Selain puasa Ramadan yang dilakukan sepanjang 29 atau 30 hari bulan Ramadan, terdapat 3 puasa wajib lainnya, yaitu puasa qadha (puasa ganti) Ramadhan, puasa nazar, dan puasa kafarat (kifarat).
Di samping puasa wajib, terdapat pula puasa sunnah. Puasa ini bila dikerjakan mendapatkan pahala, tetapi jika tidak dikerjakan, tidak apa-apa. Beberapa contoh puasa sunnah adalah puasa Senin-Kamis, puasa Arafah (9 Zulhijah), Puasa Asyura (10 Muharam), puasa 6 hari pada bulan Syawal, dan puasa ayyamul bidh (3 hari pada pertengahan bulan dalam kalender Hijriah).
Terdapat hari-hari ketika seorang muslim dilarang berpuasa, yaitu hari raya Idul Fitri (1 Syawal), hari raya Idul Adha (10 Zulhijah), dan hari tasyrik (11-13 Zulhijah).
Syarat Wajib Puasa
Dalam Kitab Safinatun Najah karya Syaikh Salim Samir Al-Hadhromi Asy-Syafi’i, syarat wajib puasa ada 5 hal, yaitu Islam, taklif (baligh dan berakal), mampu, sehat, dan bermukim.
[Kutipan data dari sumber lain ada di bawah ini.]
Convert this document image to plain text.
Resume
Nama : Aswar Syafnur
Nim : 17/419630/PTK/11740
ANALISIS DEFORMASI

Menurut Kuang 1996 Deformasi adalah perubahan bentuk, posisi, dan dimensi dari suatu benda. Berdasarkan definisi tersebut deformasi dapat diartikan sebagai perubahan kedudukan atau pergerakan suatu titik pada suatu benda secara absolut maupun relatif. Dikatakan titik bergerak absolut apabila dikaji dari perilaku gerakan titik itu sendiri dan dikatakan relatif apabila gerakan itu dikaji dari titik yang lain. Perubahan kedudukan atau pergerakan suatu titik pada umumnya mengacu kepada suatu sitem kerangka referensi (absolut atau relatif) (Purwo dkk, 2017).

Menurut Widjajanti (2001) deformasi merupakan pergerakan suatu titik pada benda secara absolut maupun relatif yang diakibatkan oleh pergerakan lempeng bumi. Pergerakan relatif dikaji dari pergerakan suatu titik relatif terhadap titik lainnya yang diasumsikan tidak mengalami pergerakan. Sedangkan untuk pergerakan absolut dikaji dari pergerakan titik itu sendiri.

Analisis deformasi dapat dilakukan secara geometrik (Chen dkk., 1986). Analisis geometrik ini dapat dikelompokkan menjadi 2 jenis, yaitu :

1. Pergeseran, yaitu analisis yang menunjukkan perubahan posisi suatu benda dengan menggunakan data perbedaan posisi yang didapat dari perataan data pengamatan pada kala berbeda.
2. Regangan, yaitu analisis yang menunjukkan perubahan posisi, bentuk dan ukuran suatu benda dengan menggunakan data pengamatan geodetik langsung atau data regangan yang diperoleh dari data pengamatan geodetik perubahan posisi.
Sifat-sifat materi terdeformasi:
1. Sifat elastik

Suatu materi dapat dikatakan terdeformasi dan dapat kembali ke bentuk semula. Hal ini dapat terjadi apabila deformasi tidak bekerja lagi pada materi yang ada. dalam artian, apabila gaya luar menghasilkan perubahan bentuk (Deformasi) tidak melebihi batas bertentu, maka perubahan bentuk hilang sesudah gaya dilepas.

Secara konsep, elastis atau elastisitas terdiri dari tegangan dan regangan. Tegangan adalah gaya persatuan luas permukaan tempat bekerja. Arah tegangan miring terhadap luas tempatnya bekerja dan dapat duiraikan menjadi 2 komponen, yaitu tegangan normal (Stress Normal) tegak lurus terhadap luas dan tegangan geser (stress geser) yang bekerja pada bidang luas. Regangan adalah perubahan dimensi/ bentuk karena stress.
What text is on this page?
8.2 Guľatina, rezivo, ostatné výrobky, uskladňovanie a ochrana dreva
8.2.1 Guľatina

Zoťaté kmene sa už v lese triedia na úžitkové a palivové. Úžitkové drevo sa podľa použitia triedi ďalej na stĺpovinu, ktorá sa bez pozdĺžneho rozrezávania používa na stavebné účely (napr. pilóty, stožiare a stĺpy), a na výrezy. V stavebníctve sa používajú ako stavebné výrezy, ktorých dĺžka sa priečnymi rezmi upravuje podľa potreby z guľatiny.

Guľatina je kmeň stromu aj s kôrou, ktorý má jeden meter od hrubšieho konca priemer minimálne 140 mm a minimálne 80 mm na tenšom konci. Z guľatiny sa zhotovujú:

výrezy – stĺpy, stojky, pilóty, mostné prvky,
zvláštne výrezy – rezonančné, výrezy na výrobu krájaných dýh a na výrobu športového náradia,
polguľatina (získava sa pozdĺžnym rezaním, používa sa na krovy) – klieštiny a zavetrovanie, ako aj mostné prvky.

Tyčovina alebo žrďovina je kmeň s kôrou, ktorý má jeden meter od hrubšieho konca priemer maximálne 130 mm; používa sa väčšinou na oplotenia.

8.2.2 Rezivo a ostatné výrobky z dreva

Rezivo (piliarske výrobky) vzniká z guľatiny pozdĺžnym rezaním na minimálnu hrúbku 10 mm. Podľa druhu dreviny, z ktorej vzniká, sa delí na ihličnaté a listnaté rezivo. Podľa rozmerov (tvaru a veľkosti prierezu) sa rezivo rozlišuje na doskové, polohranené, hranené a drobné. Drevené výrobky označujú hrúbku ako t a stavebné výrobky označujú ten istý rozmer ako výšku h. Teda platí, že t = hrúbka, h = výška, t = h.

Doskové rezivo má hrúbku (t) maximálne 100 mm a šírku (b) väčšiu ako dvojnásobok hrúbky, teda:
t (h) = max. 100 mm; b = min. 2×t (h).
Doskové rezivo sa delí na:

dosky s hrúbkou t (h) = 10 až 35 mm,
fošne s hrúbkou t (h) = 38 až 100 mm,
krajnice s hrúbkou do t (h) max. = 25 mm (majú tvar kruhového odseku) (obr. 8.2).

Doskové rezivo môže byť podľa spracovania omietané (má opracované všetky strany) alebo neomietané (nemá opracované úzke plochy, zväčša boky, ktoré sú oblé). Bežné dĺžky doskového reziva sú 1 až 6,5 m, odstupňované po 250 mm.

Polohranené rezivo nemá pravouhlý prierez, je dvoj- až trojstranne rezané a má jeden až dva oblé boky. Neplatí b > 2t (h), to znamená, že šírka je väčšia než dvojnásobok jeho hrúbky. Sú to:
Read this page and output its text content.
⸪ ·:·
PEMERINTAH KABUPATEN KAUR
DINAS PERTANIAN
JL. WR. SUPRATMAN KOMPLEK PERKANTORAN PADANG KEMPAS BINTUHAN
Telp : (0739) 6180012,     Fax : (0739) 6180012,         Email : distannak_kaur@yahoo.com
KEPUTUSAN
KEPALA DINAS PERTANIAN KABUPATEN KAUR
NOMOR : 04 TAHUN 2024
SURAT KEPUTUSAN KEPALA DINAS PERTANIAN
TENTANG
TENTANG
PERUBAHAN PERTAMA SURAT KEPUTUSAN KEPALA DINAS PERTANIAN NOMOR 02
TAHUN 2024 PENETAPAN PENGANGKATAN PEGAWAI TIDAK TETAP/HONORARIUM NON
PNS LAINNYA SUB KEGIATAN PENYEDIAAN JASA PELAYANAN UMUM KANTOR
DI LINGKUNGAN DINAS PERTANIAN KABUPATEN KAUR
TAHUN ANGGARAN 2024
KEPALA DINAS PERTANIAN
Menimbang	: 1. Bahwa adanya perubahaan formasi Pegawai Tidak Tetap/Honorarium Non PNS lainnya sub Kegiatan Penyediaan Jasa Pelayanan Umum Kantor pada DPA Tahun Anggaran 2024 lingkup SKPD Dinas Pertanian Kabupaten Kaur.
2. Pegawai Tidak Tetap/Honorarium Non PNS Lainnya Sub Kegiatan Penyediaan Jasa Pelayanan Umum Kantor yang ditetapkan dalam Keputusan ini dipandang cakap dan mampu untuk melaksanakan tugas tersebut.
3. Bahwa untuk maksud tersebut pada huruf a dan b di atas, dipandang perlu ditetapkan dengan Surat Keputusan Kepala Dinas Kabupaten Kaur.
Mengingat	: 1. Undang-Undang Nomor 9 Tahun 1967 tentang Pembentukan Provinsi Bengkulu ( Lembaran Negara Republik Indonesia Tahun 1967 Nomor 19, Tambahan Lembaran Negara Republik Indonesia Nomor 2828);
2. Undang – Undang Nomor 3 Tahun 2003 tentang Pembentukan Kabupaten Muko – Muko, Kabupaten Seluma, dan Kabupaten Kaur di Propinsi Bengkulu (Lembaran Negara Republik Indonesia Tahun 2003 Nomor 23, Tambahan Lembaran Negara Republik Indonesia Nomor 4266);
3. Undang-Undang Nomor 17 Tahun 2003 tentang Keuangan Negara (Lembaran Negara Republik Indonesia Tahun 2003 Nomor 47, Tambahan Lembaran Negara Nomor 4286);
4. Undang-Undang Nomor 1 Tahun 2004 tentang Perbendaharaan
Dalam "Penjelasan Syarat Wajib dan Rukun Puasa Ramadlan" oleh Syaifullah (NU Online), syarat wajib adalah syarat yang harus dipenuhi oleh seseorang sebelum melaksanakan suatu ibadah. Jika ia tidak memenuhi syarat wajib, maka gugurlah tuntutan kewajiban kepadanya.
Syarat wajib puasa Ramadan adalah sebagai berikut.
1) Islam
Perintah puasa ditujukan untuk orang Islam. Lebih rinci lagi dalam QS. Al-Baqarah: 183, Allah menyerukan perintah puasa untuk orang-orang yang beriman, Yaa ayyuhal alladziina aamaanuu. Melansir dari laman NU Online, perintah puasa berlaku untuk orang Islam sehingga orang-orang yang beragama selain Islam tidak terkena aturan wajib melaksanakan puasa Ramadan.
2) Baligh
Syarat wajib kedua adalah baligh. Baligh memiliki artian sudah dewasa yang ditandai dengan keluar mani bagi laki-laki dan haid bagi perempuan. Ketika seseorang sudah baligh, ia dibebani kewajiban syariat seperti salat dan puasa.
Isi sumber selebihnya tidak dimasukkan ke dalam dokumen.